Welfare For Overprivileged Caucasians
Here is a new phrase to me, "Rest and Vest".
It refers to a phenomenon where entitled dotcommers are allowed to do no works for months on end until their stock options vest.
The sense of entitlement is really staggering:
On a sunny summer morning, a Facebook engineer woke up to go to work but felt ill. She ran to her bathroom and threw up. "I thought I was getting sick," the engineer recalled.This is nuts, and it is a sign of a bloated and dysfunctional industry.
It wasn't a virus or food poisoning. She was having a bad reaction to her job.
She was making $1 million a year, mostly in stock, and running a team of about three dozen people, she told Business Insider. And she had worked herself into a state of exhaustion in the three years since Facebook had acquired her previous company. The acquisition had been highly political, the integration wasn't going well, and she had been killing herself to make it more successful and protect her people from losing their jobs over it.
As tired as she was, she couldn't just quit this job. She owed a big chunk of money in taxes thanks to that stock and needed her salary to pay those taxes.
But after getting violently ill at the thought of going to work, she decided not to go in. Not that day. Not ever again. And she knew she wouldn't get fired.
Because not going to work was actually her manager's idea.
The previous day she had told him she would be leaving the company at the end of the year, six months away. She wanted to spend the rest of the year wrapping up her projects but not taking on any more, collecting on the stock that would vest by year end and making the money she needed to pay her taxes.
"My manager and I had lots of conversations. I teetered on leaving so many times," she said. "But this time was for real. I was going to see these projects to a healthy state and then I needed to go. I felt good about it. The next thing, he told me not to come in."

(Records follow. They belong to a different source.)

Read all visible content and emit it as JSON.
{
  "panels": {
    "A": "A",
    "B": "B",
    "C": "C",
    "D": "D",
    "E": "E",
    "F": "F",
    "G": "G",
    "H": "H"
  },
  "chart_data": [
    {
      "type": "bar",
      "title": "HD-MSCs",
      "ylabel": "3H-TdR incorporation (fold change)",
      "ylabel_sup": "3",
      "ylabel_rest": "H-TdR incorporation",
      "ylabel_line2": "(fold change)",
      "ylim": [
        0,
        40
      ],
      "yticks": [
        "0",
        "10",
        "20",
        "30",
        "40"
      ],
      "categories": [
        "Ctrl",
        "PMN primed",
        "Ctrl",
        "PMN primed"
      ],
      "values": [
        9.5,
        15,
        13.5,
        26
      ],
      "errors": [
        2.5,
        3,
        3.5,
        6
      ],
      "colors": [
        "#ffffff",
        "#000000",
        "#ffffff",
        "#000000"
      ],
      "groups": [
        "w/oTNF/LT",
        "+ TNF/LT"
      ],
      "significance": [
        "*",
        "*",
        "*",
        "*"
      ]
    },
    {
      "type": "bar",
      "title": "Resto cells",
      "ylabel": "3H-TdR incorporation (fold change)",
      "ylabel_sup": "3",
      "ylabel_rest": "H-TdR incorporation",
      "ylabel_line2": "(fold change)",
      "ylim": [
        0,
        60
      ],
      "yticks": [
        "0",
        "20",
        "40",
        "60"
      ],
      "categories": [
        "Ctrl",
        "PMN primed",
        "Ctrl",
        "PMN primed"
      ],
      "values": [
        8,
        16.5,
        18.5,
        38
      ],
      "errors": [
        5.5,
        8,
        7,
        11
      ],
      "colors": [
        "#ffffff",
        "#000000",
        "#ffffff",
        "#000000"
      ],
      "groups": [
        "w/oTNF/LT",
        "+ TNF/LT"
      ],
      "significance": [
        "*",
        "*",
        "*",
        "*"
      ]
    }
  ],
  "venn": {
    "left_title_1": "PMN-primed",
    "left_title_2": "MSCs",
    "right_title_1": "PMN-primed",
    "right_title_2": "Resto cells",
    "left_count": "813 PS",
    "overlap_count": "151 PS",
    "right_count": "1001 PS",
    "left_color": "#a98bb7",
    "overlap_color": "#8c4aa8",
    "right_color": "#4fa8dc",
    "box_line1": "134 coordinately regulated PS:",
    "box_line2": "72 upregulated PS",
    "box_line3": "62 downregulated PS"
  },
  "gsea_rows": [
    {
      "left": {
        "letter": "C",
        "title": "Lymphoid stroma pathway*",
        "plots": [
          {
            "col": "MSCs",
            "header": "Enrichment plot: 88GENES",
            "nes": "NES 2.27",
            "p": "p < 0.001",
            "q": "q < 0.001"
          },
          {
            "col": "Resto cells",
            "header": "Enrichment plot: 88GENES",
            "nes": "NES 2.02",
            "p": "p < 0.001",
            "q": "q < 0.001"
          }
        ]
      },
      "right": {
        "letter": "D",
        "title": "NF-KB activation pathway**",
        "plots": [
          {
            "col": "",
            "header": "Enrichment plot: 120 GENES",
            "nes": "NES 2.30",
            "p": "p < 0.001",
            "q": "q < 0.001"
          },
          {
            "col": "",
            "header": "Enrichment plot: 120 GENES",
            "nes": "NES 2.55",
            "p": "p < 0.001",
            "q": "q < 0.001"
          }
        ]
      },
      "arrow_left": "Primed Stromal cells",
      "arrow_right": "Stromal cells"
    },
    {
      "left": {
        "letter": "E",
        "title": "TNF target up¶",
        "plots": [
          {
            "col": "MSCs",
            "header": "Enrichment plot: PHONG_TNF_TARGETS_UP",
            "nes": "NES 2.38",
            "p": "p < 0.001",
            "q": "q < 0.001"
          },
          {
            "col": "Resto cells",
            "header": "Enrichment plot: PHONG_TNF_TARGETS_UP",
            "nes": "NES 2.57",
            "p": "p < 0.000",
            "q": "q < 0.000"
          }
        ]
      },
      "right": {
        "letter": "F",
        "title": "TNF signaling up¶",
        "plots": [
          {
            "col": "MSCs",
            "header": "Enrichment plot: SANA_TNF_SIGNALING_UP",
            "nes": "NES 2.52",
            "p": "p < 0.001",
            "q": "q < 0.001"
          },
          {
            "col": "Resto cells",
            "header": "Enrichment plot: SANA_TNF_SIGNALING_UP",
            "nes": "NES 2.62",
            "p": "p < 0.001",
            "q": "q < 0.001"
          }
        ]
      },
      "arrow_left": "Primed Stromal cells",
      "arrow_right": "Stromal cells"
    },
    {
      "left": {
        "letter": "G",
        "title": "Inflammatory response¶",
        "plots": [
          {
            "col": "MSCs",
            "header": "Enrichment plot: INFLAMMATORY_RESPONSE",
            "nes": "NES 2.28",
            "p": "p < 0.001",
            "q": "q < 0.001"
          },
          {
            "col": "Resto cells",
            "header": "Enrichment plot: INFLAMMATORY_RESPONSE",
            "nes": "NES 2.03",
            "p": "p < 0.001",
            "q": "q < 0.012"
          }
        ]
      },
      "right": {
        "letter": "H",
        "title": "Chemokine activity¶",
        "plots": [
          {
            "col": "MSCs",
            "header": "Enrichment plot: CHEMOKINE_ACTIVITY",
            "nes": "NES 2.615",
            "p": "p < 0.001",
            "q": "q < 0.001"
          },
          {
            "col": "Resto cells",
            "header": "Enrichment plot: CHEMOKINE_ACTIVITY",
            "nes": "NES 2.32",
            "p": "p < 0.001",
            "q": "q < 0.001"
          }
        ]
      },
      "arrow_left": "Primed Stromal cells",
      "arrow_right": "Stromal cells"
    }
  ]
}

She panicked thinking he was firing her, but he explained she wasn't being terminated at all. "Just don't come to work," he told her. "You're burned out and need a break. Just don't talk about it, and everyone will assume you're on someone else's team."
………
And that's how this hardworking, conscientious engineer wound up joining the least secret secret club in the Valley, known as "rest and vest."
"Resting and vesting" is when an employee, typically an engineer, has an easy workload (if any job responsibilities at all) and hangs out on the company's payroll collecting full pay and stock. Stock is often the bigger chunk of total compensation for a senior engineer than salary.
Once she was in rest-and-vest mode, this engineer spent her time attending tech conferences, working on pet coding projects, networking with friends, and planning her next career move.
She realized that her manager let her rest and vest to keep her quiet about the problems with that acquisition, so she had time to find her next thing. Had he terminated her immediately, she would have been incensed. "Everyone knew I had a big mouth and would speak out," she said. "He figured, 'Hey, it costs us next to nothing keep her happy for six months.'"
The reason that this effects the rest of us is that these excesses indicate a misallocation of resources, and as such they are not available to more useful purposes than sharing cat pictures.
To paraphrase Ike, every redundant social media site that is made, every web 2.0 site that is launched, every IPO that is launched signifies, in the final sense, a theft from those who actually do useful work.